Не знаю, каких усилий стоило Горчакову поспевать за нами, однако последнее место в кабине досталось ему. Шефу с «георгиевцами» пришлось ехать в кузове, и самые медлительные из них запрыгивали через борт уже на ходу. Я осторожно выкатил грузовик на Миллионную задним ходом, развернулся и вдавил газ, давая волю мотору.
— Эта колымага может ехать быстрее? — Иван нетерпеливо толкнул меня локтем в бок. — Плетемся, как черепахи…
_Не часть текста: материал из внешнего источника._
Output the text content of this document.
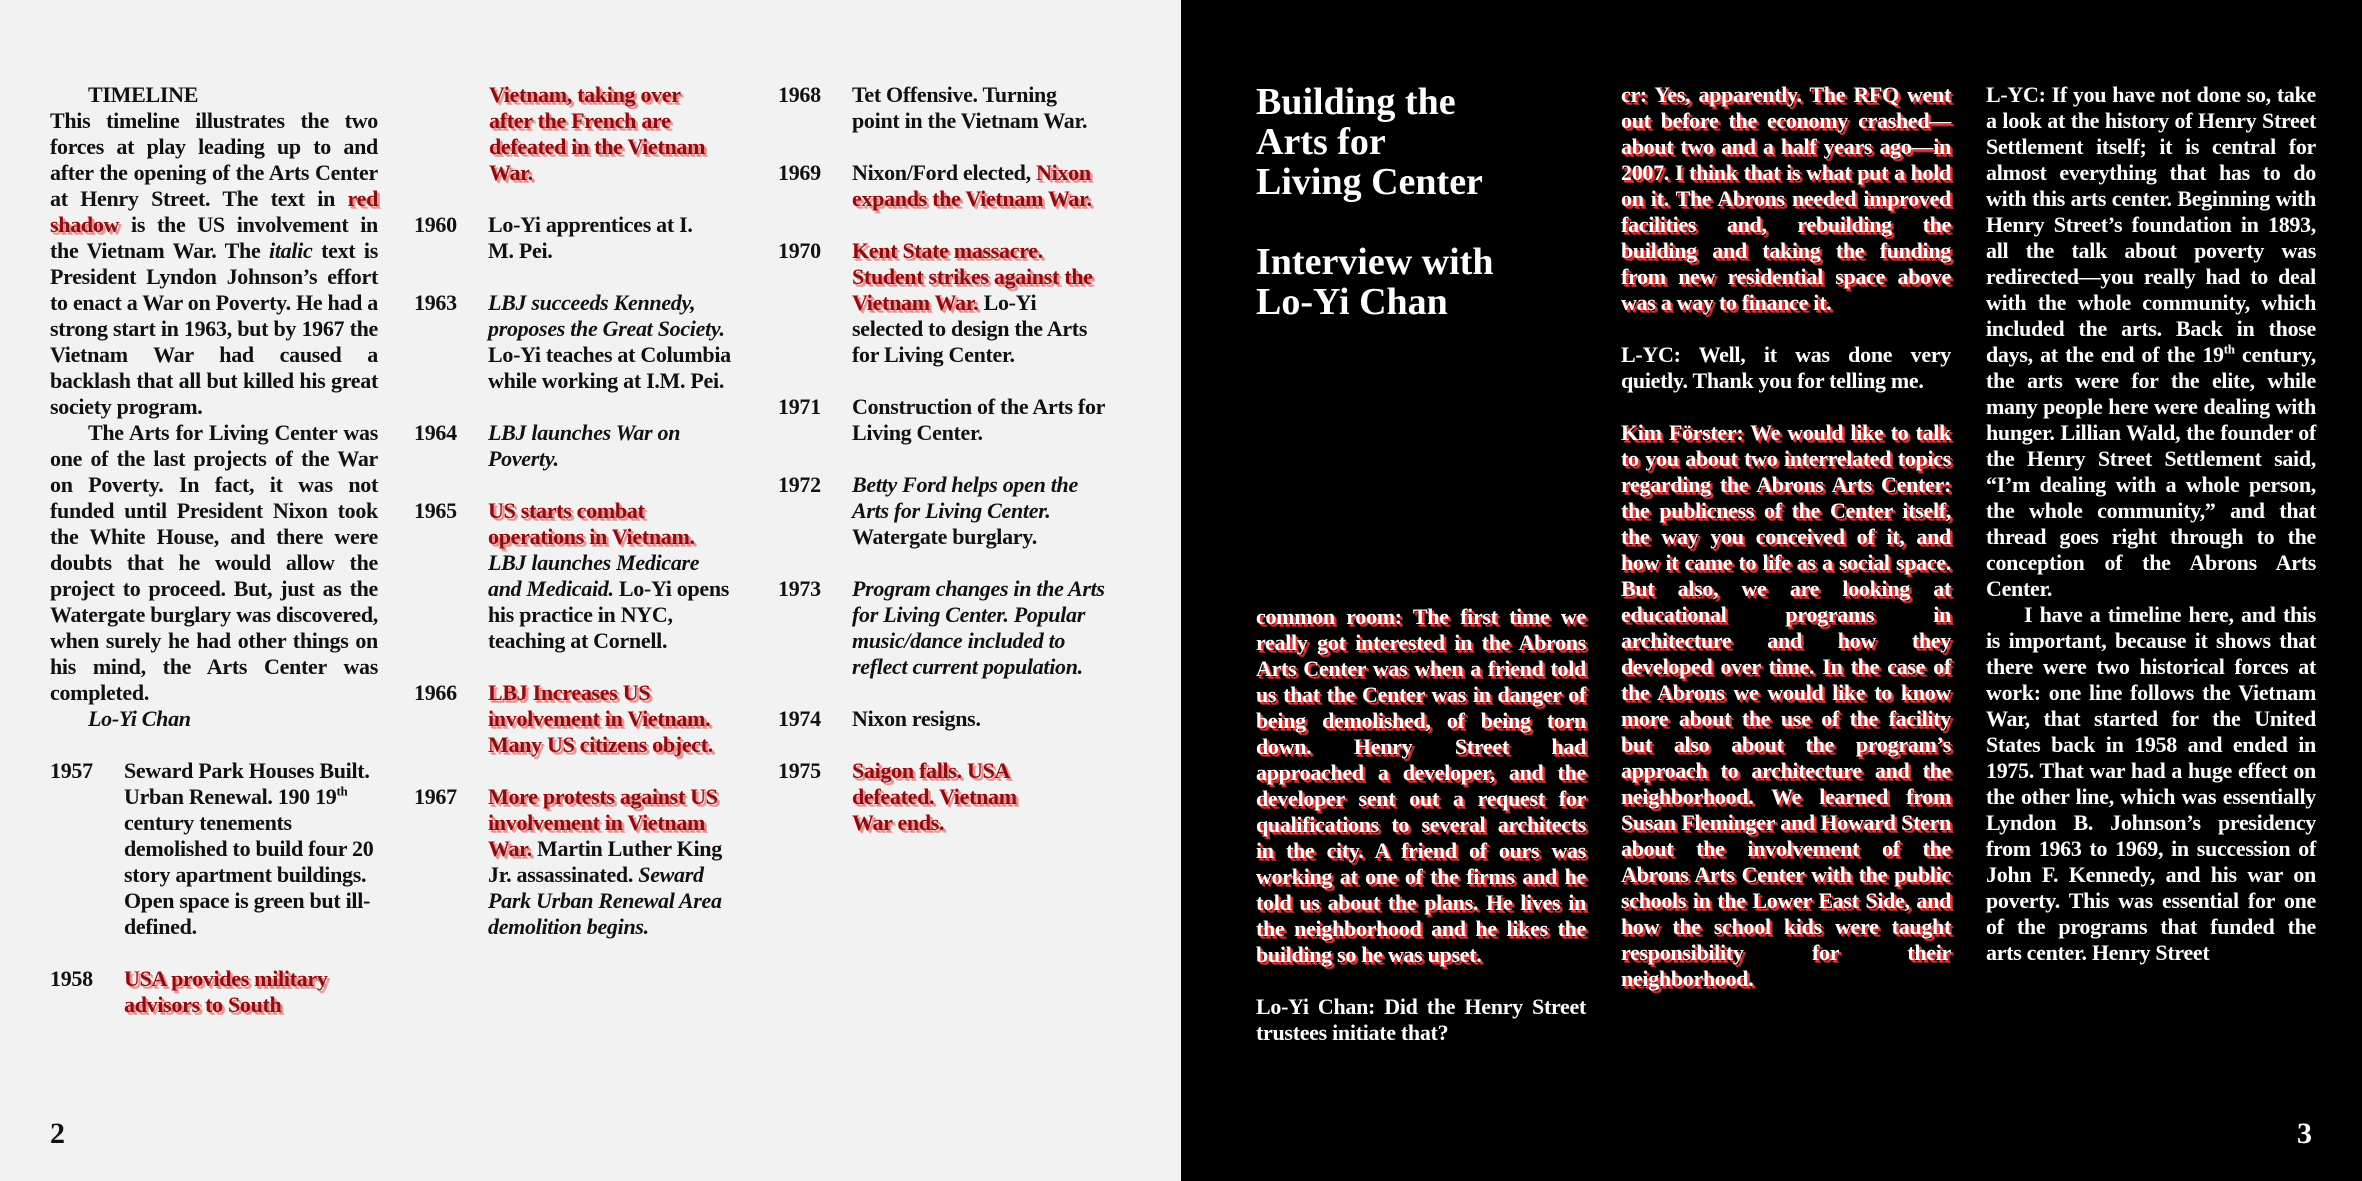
TIMELINE

This timeline illustrates the two forces at play leading up to and after the opening of the Arts Center at Henry Street. The text in red shadow is the US involvement in the Vietnam War. The italic text is President Lyndon Johnson’s effort to enact a War on Poverty. He had a strong start in 1963, but by 1967 the Vietnam War had caused a backlash that all but killed his great society program.

The Arts for Living Center was one of the last projects of the War on Poverty. In fact, it was not funded until President Nixon took the White House, and there were doubts that he would allow the project to proceed. But, just as the Watergate burglary was discovered, when surely he had other things on his mind, the Arts Center was completed.

Lo-Yi Chan

1957	Seward Park Houses Built. Urban Renewal. 190 19th century tenements demolished to build four 20 story apartment buildings. Open space is green but ill-defined.
1958	USA provides military advisors to South
Vietnam, taking over after the French are defeated in the Vietnam War.
1960	Lo-Yi apprentices at I. M. Pei.
1963	LBJ succeeds Kennedy, proposes the Great Society. Lo-Yi teaches at Columbia while working at I.M. Pei.
1964	LBJ launches War on Poverty.
1965	US starts combat operations in Vietnam. LBJ launches Medicare and Medicaid. Lo-Yi opens his practice in NYC, teaching at Cornell.
1966	LBJ Increases US involvement in Vietnam. Many US citizens object.
1967	More protests against US involvement in Vietnam War. Martin Luther King Jr. assassinated. Seward Park Urban Renewal Area demolition begins.
1968	Tet Offensive. Turning point in the Vietnam War.
1969	Nixon/Ford elected, Nixon expands the Vietnam War.
1970	Kent State massacre. Student strikes against the Vietnam War. Lo-Yi selected to design the Arts for Living Center.
1971	Construction of the Arts for Living Center.
1972	Betty Ford helps open the Arts for Living Center. Watergate burglary.
1973	Program changes in the Arts for Living Center. Popular music/dance included to reflect current population.
1974	Nixon resigns.
1975	Saigon falls. USA defeated. Vietnam War ends.
2
Building the
Arts for
Living Center
Interview with
Lo-Yi Chan

common room: The first time we really got interested in the Abrons Arts Center was when a friend told us that the Center was in danger of being demolished, of being torn down. Henry Street had approached a developer, and the developer sent out a request for qualifications to several architects in the city. A friend of ours was working at one of the firms and he told us about the plans. He lives in the neighborhood and he likes the building so he was upset.

Lo-Yi Chan: Did the Henry Street trustees initiate that?

cr: Yes, apparently. The RFQ went out before the economy crashed—about two and a half years ago—in 2007. I think that is what put a hold on it. The Abrons needed improved facilities and, rebuilding the building and taking the funding from new residential space above was a way to finance it.

L-YC: Well, it was done very quietly. Thank you for telling me.

Kim Förster: We would like to talk to you about two interrelated topics regarding the Abrons Arts Center: the publicness of the Center itself, the way you conceived of it, and how it came to life as a social space. But also, we are looking at educational programs in architecture and how they developed over time. In the case of the Abrons we would like to know more about the use of the facility but also about the program’s approach to architecture and the neighborhood. We learned from Susan Fleminger and Howard Stern about the involvement of the Abrons Arts Center with the public schools in the Lower East Side, and how the school kids were taught responsibility for their neighborhood.

L-YC: If you have not done so, take a look at the history of Henry Street Settlement itself; it is central for almost everything that has to do with this arts center. Beginning with Henry Street’s foundation in 1893, all the talk about poverty was redirected—you really had to deal with the whole community, which included the arts. Back in those days, at the end of the 19th century, the arts were for the elite, while many people here were dealing with hunger. Lillian Wald, the founder of the Henry Street Settlement said, “I’m dealing with a whole person, the whole community,” and that thread goes right through to the conception of the Abrons Arts Center.

I have a timeline here, and this is important, because it shows that there were two historical forces at work: one line follows the Vietnam War, that started for the United States back in 1958 and ended in 1975. That war had a huge effect on the other line, which was essentially Lyndon B. Johnson’s presidency from 1963 to 1969, in succession of John F. Kennedy, and his war on poverty. This was essential for one of the programs that funded the arts center. Henry Street

3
Я молча вздохнул. Тяжелая машина без особого труда везла две дюжины человек, однако гоночным характером, конечно же, не обладала. Стены Зимнего проплывали за стеклами кабины издевательски-неторопливо, и только забравшись на Дворцовый мост грузовик, наконец, набрал ход. Стрелка спидометра перевалила отметку в шестьдесят километров в час, потом в семьдесят, на мгновение застыла — и все-таки поползла дальше.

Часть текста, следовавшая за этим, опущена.